É consenso entre pesquisadores e especialistas que, nos idos de 1970, a música sergipana, enquanto expressão popular massiva, simplesmente não existia. Talvez por isso, a fórmula gasta de confundir o nome de determinado artista com o desenvolvimento da linguagem em que ele se expressa faça tanto sentido no caso do Cata Luzes. O grupo foi o primeiro vencedor do Festival de Música Popular Sergipana, realizado no início dos anos 80 – marco histórico e pedra fundamental da música produzida na terrinha –, abrindo a porteira para a caralhada de bons músicos e compositores que desembocaria na diversidade criativa de nossos dias.

A justiça do julgamento ficou registrada em dois LP’s da maior importância, garimpados ainda hoje pelos colecionadores mais dedicados dos quatro cantos do mundo.
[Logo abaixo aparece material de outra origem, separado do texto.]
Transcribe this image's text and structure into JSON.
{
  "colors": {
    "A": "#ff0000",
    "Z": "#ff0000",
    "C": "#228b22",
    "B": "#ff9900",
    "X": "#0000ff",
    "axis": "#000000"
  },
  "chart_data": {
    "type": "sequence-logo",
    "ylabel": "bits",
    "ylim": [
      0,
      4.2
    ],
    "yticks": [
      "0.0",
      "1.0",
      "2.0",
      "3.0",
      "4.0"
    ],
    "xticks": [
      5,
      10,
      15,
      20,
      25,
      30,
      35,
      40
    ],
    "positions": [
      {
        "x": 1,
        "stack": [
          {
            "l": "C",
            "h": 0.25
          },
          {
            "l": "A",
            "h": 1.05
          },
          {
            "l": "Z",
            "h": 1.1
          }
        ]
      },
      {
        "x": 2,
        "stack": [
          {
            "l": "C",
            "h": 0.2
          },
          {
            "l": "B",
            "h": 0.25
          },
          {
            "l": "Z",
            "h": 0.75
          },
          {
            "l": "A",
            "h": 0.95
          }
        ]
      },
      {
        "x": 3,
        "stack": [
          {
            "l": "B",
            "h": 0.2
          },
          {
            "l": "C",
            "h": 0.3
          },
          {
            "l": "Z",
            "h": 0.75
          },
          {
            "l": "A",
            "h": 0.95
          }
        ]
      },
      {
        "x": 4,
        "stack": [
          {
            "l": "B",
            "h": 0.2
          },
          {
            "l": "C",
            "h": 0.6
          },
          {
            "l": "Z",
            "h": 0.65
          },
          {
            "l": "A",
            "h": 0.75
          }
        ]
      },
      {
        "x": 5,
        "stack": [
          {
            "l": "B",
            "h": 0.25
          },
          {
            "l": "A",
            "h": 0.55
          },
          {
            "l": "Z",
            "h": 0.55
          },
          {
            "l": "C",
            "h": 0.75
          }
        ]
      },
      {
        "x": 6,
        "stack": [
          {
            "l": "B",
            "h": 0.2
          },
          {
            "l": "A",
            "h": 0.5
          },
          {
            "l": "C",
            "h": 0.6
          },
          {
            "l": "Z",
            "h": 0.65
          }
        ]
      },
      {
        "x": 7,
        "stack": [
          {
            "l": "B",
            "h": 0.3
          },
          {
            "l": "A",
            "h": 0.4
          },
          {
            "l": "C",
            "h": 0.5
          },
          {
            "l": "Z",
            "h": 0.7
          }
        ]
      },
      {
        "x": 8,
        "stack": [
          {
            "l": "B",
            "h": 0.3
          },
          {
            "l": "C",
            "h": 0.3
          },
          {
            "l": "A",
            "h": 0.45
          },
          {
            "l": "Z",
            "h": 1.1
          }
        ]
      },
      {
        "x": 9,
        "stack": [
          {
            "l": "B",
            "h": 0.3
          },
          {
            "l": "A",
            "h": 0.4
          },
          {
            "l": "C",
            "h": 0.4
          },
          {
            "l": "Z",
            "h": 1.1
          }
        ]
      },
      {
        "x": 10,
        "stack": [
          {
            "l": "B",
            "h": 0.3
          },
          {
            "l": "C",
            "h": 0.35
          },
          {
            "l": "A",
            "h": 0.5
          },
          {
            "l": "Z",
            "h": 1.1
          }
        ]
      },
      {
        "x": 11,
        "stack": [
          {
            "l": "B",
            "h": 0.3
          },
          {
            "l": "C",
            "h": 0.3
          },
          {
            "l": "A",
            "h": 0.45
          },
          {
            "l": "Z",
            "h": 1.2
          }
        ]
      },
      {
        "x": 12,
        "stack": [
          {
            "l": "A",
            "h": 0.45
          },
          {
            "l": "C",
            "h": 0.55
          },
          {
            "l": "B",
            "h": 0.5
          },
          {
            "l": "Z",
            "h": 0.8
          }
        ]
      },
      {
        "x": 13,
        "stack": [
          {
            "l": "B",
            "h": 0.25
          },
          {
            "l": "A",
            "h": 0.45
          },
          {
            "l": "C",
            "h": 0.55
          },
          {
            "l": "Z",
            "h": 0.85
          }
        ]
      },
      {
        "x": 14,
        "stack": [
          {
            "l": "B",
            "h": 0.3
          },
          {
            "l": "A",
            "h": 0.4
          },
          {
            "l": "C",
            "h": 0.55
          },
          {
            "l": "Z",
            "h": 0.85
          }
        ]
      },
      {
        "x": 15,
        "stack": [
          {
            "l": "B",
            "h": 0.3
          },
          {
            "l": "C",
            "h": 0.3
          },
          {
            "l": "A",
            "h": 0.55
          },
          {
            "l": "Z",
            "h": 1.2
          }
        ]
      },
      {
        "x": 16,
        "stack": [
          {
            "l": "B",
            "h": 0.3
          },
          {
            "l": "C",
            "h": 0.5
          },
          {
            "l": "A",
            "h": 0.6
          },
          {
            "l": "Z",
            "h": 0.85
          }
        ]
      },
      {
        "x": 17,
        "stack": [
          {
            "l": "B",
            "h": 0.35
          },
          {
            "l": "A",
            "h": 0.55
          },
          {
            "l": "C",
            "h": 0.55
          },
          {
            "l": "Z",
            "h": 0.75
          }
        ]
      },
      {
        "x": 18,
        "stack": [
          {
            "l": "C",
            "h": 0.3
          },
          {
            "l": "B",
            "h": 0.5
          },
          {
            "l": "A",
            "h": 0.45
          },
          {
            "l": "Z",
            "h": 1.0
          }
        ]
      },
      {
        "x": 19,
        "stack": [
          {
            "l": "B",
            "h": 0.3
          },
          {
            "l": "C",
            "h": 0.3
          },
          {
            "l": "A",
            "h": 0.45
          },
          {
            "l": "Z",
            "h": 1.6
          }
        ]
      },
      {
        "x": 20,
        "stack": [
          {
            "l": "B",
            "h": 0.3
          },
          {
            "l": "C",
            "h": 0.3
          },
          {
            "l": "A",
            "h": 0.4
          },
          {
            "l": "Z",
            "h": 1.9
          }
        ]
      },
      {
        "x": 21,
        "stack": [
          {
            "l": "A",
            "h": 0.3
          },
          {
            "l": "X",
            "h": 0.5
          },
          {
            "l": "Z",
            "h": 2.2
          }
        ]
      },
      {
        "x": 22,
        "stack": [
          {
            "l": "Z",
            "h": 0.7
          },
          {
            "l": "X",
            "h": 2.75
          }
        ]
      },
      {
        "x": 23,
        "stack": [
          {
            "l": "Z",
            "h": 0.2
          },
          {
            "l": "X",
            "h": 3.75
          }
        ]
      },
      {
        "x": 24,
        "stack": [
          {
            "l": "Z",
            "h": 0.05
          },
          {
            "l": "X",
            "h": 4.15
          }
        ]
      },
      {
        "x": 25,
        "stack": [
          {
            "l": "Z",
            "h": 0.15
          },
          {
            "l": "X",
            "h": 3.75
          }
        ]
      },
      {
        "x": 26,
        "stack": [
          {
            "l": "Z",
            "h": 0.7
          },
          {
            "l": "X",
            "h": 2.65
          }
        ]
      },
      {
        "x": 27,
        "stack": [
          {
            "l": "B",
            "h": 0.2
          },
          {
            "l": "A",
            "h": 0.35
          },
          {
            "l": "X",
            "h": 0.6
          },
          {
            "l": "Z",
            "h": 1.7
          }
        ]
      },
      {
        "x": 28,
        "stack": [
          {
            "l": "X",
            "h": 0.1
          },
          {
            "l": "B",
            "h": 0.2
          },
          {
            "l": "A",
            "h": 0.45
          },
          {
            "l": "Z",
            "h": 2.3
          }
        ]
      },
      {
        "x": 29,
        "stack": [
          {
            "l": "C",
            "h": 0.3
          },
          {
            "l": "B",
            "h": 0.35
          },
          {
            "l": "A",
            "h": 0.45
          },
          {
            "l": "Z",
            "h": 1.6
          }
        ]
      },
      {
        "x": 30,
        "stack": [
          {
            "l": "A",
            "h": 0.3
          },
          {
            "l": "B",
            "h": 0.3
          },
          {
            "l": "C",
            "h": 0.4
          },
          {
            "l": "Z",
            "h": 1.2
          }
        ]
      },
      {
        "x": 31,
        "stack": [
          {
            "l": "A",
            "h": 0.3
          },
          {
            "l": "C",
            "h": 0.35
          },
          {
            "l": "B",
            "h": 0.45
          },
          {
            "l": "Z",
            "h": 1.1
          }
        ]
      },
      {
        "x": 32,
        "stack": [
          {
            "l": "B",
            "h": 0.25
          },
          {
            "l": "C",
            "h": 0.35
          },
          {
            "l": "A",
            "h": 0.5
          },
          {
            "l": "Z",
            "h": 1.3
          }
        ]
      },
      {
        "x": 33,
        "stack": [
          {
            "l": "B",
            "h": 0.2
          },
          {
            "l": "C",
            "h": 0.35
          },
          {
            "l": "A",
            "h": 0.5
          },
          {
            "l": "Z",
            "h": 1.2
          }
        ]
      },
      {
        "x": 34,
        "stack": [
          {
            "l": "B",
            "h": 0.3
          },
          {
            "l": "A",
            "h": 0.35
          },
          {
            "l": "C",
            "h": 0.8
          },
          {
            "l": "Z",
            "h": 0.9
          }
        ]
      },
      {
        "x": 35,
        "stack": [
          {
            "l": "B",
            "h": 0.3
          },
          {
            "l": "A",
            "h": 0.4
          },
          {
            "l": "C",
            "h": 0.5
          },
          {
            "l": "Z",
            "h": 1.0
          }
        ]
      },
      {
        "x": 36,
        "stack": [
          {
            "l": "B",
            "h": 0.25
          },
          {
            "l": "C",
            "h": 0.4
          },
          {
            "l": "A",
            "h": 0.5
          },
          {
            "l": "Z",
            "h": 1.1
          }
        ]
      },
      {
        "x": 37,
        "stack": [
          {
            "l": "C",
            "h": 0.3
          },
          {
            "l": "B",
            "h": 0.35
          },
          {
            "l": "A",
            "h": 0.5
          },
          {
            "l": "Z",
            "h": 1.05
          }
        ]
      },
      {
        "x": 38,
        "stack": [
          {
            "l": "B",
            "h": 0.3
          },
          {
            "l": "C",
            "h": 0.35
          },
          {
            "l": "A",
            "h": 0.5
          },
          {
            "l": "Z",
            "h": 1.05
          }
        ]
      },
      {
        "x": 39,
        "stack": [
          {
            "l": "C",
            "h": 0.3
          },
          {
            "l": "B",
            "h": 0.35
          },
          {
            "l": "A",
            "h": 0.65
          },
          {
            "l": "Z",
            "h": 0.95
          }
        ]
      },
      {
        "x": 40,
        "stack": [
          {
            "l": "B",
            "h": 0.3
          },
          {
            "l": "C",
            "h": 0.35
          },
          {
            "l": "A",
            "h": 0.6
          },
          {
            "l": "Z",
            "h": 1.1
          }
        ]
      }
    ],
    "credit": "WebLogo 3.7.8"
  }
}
Na ambição de tal posse, a singularidade da inspiração de Cláudio Miguel (voz e vioão), Valdefrê (voz e violão), José Amaral (voz e percussão) e Tonho Amaral (voz e percussão).

Viagem Cigana – Um disco histórico. Aqui, o adjetivo extrapola o ornamento e se veste com bastante justeza do significado pretendido. É bem verdade que a participação do saudoso Paulo Moura, que assina os arranjos e a direção artística do rebento, empresta alguma mineirice e distinção ao produto. A força inata das canções, contudo, supera qualquer artifício estranho à criação.

Com apenas 16 canais, o Cata Luzes conseguiu mais do que muito músico entupido de recursos, trancado num estúdio moderno, sem nenhuma idéia na cachola e meio mundo de computadores à disposição. O segredo para alcançar a felicidade do resultado parece guardado na maestria dos músicos que acompanharam o quarteto durante as gravações. Estamos mencionando gente da estirpe de Jaques Morelenbaum, Joel Nascimento e Túlio Mourão, entre outros.

Além disso, uma intenção aventureira permeia as dez faixas de Viagem Cigana, como se a música do Cata Luzes futucasse o bandoleiro ressentido, o andarilho ressabiado, o romeiro vencido por um fardo de léguas e pelos fantasmas do medo que assombram a todos nós. O mesmo medo que, numa canção do conjunto, “Assusta, assalta/ os delinqüentes/ dos vis albergues naturais”.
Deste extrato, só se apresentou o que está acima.